Friday, March 11, 2011

Txt Me Pls, K Thx

thursday was the first day in over five years that i got to work late. i'm never late. i'm the guy who shows up so early his boss has to tell him to stop. but i was thirty minutes late thursday.

sleep-me must've turned the alarm off when it tried to trick him into leaving whatever odd subconscious land he was likely enjoying-- so by the time awake-me came around, it was already 8:04am-- four minutes past the start of my shift.

i'd like to blame it on drinking, but wednesday night wasn't full of drunken chaos by any means.

in a lot of ways, i wish it were.

see, on wednesday morning, my alarm failed to wake me as well-- except, i was saved by a text from a new york friend i had drunk-texted the night before. her response came to my phone at 6:10am.

and, due to being invited to another business networking meeting, i was supposed to be awake at 6:00am rather than my normal 6:30am.

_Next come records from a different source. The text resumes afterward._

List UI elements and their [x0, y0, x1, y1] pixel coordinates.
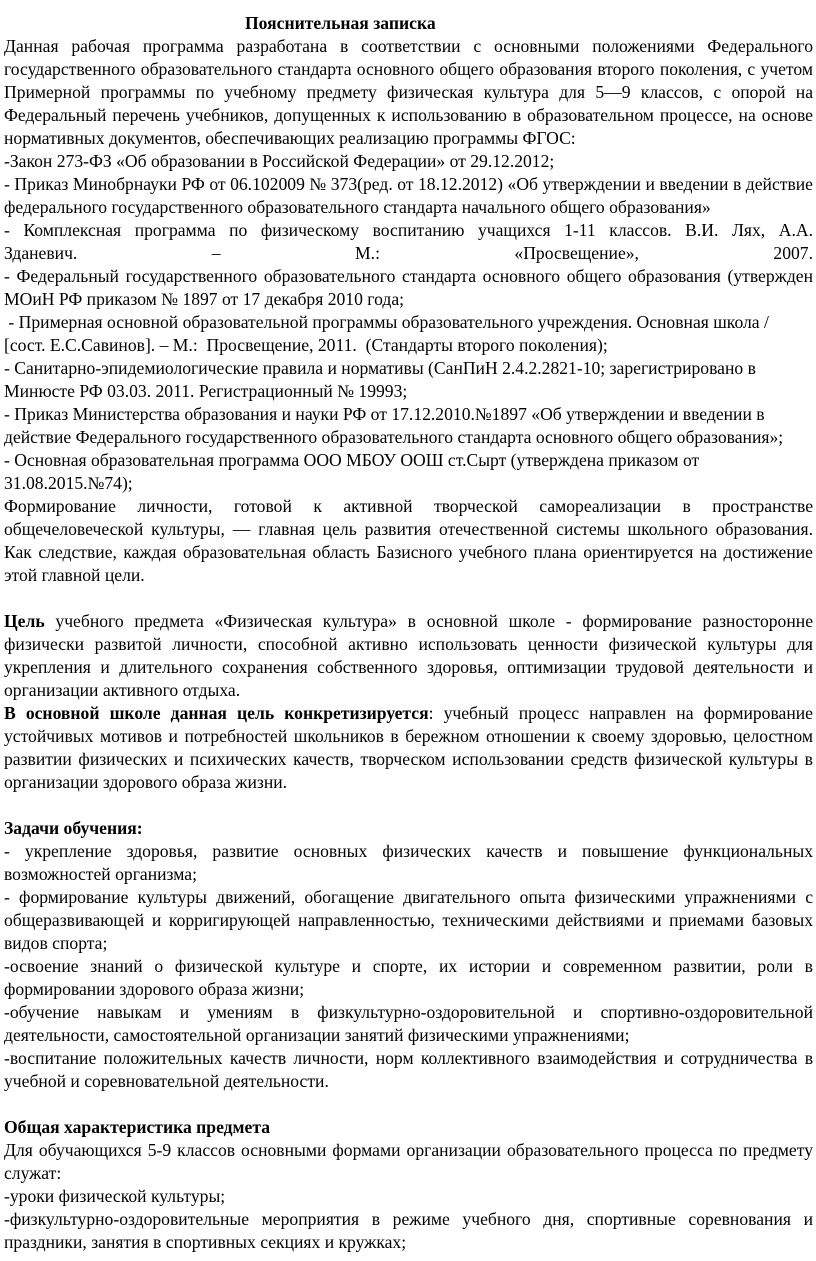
characteristics-list [4, 1185, 813, 1254]
concretization-text: : учебный процесс направлен на формирование устойчивых мотивов и потребностей школьников в бережном отношении к своему здоровью, целостном развитии физических и психических качеств, творческом использовании средств физической культуры в организации здорового образа жизни. [4, 703, 813, 792]
intro-paragraph: Данная рабочая программа разработана в соответствии с основными положениями Федерального государственного образовательного стандарта основного общего образования второго поколения, с учетом Примерной программы по учебному предмету физическая культура для 5—9 классов, с опорой на Федеральный перечень учебников, допущенных к использованию в образовательном процессе, на основе нормативных документов, обеспечивающих реализацию программы ФГОС: [4, 36, 813, 148]
normative-documents-list [4, 150, 813, 495]
characteristics-item: -уроки физической культуры; [4, 1186, 226, 1206]
tasks-list [4, 840, 813, 1093]
task-item: -освоение знаний о физической культуре и спорте, их истории и современном развитии, роли в формировании здорового образа жизни; [4, 956, 813, 999]
document-item: Зданевич. – М.: «Просвещение», 2007. [4, 243, 813, 263]
concretization-label: В основной школе данная цель конкретизируется [4, 703, 429, 723]
task-item: -обучение навыкам и умениям в физкультурно-оздоровительной и спортивно-оздоровительной деятельности, самостоятельной организации занятий физическими упражнениями; [4, 1002, 813, 1045]
document-item: - Приказ Минобрнауки РФ от 06.102009 № 373(ред. от 18.12.2012) «Об утверждении и введении в действие федерального государственного образовательного стандарта начального общего образования» [4, 174, 813, 217]
spacer [4, 587, 813, 610]
document-item: -Закон 273-ФЗ «Об образовании в Российской Федерации» от 29.12.2012; [4, 151, 555, 171]
document-item: - Федеральный государственного образовательного стандарта основного общего образования (утвержден МОиН РФ приказом № 1897 от 17 декабря 2010 года; [4, 266, 813, 309]
concretization-paragraph [4, 702, 813, 794]
document-item: - Санитарно-эпидемиологические правила и нормативы (СанПиН 2.4.2.2821-10; зарегистрировано в Минюсте РФ 03.03. 2011. Регистрационный № 19993; [4, 358, 756, 401]
task-item: -воспитание положительных качеств личности, норм коллективного взаимодействия и сотрудничества в учебной и соревновательной деятельности. [4, 1048, 813, 1091]
document-item: - Приказ Министерства образования и науки РФ от 17.12.2010.№1897 «Об утверждении и введении в действие Федерального государственного образовательного стандарта основного общего образования»; [4, 404, 784, 447]
goal-text: учебного предмета «Физическая культура» в основной школе - формирование разносторонне физически развитой личности, способной активно использовать ценности физической культуры для укрепления и длительного сохранения собственного здоровья, оптимизации трудовой деятельности и организации активного отдыха. [4, 611, 813, 700]
goal-paragraph [4, 610, 813, 702]
characteristics-lead: Для обучающихся 5-9 классов основными формами организации образовательного процесса по предмету служат: [4, 1140, 813, 1183]
spacer [4, 794, 813, 817]
document-title: Пояснительная записка [245, 13, 436, 33]
task-item: - формирование культуры движений, обогащение двигательного опыта физическими упражнениями с общеразвивающей и корригирующей направленностью, техническими действиями и приемами базовых видов спорта; [4, 887, 813, 953]
task-item: - укрепление здоровья, развитие основных физических качеств и повышение функциональных возможностей организма; [4, 841, 813, 884]
formation-paragraph: Формирование личности, готовой к активной творческой самореализации в пространстве общечеловеческой культуры, — главная цель развития отечественной системы школьного образования. Как следствие, каждая образовательная область Базисного учебного плана ориентируется на достижение этой главной цели. [4, 496, 813, 585]
characteristics-heading: Общая характеристика предмета [4, 1117, 271, 1137]
document-item: - Примерная основной образовательной программы образовательного учреждения. Основная школа / [сост. Е.С.Савинов]. – М.: Просвещение, 2011. (Стандарты второго поколения); [4, 312, 774, 355]
document-item: - Комплексная программа по физическому воспитанию учащихся 1-11 классов. В.И. Лях, А.А. [4, 220, 813, 240]
characteristics-item: -физкультурно-оздоровительные мероприятия в режиме учебного дня, спортивные соревнования и праздники, занятия в спортивных секциях и кружках; [4, 1209, 813, 1252]
tasks-heading: Задачи обучения: [4, 818, 143, 838]
document-item: - Основная образовательная программа ООО МБОУ ООШ ст.Сырт (утверждена приказом от 31.08.2015.№74); [4, 450, 700, 493]
goal-label: Цель [4, 611, 45, 631]
spacer [4, 1093, 813, 1116]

i guess what i'm saying is if i hadn't drunk-texted my friend in new york, and she hadn't responded at the time she did, i would've missed the meeting and been fired. i would've also failed to deliver business cards to a client who was presenting the revamping of her company that morning.

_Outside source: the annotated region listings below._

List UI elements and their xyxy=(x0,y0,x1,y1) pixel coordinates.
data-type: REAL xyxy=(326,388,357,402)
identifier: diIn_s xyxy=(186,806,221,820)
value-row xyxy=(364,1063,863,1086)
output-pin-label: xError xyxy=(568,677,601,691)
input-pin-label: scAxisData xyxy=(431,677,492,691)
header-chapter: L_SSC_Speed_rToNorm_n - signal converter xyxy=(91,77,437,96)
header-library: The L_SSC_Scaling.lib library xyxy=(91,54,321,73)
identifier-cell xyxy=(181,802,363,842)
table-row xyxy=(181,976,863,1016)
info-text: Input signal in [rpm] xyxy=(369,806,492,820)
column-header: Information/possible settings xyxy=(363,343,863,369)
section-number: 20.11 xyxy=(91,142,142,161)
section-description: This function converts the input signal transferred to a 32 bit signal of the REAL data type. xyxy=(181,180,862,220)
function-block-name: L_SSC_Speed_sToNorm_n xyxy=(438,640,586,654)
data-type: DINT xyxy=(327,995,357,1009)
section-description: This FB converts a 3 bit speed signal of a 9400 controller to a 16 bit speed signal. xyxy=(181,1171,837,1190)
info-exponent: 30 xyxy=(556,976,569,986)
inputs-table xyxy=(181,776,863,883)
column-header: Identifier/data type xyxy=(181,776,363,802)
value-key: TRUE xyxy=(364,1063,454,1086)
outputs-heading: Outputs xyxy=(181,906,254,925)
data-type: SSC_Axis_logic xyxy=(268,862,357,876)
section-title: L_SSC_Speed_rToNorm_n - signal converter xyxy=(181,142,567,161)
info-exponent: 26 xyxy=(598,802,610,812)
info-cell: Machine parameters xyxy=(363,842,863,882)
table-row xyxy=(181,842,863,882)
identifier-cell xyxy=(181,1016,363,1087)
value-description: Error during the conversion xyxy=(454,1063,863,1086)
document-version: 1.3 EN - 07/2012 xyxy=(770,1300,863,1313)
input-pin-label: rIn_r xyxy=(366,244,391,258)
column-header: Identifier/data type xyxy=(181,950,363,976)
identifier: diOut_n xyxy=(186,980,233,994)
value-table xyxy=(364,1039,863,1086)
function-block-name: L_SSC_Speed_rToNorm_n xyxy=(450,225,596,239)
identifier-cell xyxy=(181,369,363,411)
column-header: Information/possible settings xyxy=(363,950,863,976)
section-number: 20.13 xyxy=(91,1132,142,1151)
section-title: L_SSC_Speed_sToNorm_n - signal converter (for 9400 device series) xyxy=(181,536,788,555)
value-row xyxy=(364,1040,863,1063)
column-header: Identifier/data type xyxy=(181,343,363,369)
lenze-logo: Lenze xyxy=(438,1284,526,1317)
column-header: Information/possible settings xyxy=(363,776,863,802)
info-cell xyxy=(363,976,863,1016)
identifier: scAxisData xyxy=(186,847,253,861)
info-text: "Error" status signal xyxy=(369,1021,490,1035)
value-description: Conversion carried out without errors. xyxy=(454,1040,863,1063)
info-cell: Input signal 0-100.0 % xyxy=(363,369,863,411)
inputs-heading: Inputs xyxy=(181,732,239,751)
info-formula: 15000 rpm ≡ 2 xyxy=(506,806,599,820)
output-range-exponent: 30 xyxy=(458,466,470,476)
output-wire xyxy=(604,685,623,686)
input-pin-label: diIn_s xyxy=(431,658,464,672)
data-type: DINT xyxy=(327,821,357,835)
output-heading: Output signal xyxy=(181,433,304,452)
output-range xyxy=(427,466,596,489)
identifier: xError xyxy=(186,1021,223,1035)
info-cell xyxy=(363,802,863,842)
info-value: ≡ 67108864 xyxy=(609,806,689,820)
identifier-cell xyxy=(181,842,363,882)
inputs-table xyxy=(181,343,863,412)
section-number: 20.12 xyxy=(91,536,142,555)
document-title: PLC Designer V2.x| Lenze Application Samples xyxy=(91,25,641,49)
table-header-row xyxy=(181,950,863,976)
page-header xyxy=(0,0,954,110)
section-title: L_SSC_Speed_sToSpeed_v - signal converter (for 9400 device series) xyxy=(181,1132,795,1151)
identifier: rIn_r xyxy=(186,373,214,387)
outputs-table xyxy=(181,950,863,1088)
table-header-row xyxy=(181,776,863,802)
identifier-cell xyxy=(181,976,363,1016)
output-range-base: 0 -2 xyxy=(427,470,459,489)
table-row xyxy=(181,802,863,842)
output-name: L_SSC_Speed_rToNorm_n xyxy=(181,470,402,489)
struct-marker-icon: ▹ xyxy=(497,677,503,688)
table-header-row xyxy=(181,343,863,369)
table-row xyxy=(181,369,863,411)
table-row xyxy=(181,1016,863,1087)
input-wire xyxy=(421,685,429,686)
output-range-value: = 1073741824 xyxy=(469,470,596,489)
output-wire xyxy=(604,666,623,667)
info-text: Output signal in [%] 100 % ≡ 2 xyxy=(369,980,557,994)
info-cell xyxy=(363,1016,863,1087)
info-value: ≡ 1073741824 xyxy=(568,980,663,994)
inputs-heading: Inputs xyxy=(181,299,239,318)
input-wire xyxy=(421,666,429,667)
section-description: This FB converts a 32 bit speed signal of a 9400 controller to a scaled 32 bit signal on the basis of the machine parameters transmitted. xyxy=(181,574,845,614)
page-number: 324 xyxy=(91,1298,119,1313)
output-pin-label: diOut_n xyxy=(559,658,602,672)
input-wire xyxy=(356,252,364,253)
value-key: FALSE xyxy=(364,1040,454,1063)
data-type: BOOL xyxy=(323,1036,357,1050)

so i really do wish i had drank a sloppy amount on wednesday night-- perhaps then i would've harassed the right friend and been woken up on time thursday.

initially, i accredited my wednesday morning to the fact i had to wake up an hour earlier than normal to get to the networking meeting. but after thursday's failure of a start, i think it's safe to say i'm just exhausted.

i've mentioned that i once slept through an entire college final on account of BODY COLLAPSATION, and that's true. i had been up for nearly three days straight trying to finish my student documentary. it'd already fallen apart three different times and i had no choice but to do a sort of last-minute, five-minute, caffeinated adventure of nothingness-- and hope for the best.



i took a five minute nine hour nap while the film was rendering and missed my improv final. luckily, travis told the professor what was going on-- and i think most people knew me better than to skip a final that involved getting on stage and acting weird.

things are a little like those days now.

wednesday was nearly a twelve-hour shift. two of the hours were spent at the meeting, the remaining ten were at work. and of those ten, about three were spent delivering print-jobs by foot-- walking over ten miles in total. and throughout that entire day, my illustration boss continuously texted me things like "new drawings due. don't be late. going to need to hear updates from you if you have any problems."

at one point, he even asked me to start an entirely new project with him. i told him no. then i told him i work 55 hours a week and already have two illustration jobs and no time to sleep. he didn't respond till night-time:

"seriously, though, let's get started on the new project."

"but i said i didn't want to be a part of it. remember? because i'm overwhelmingly busy?"

i'm nearly convinced he's incapable of understanding things i say.

but it makes sense that my brain refused to let my body wake up thursday morning. it makes a lot of sense. i may be immortal, but i'm not a super-human.

the guys at starbucks have stopped charging me for coffee because of how often i come in each day. it's like that.

so how about this new game: if you text me at 6:30am on a weekday (and your text is the first i receive) i'll draw you a cartoon of a financial district person.

but if you call me at 6:30am, i will likely yell incoherent words at you and hang up. so don't do that. just send a text and all will be as magical as mushroom pie.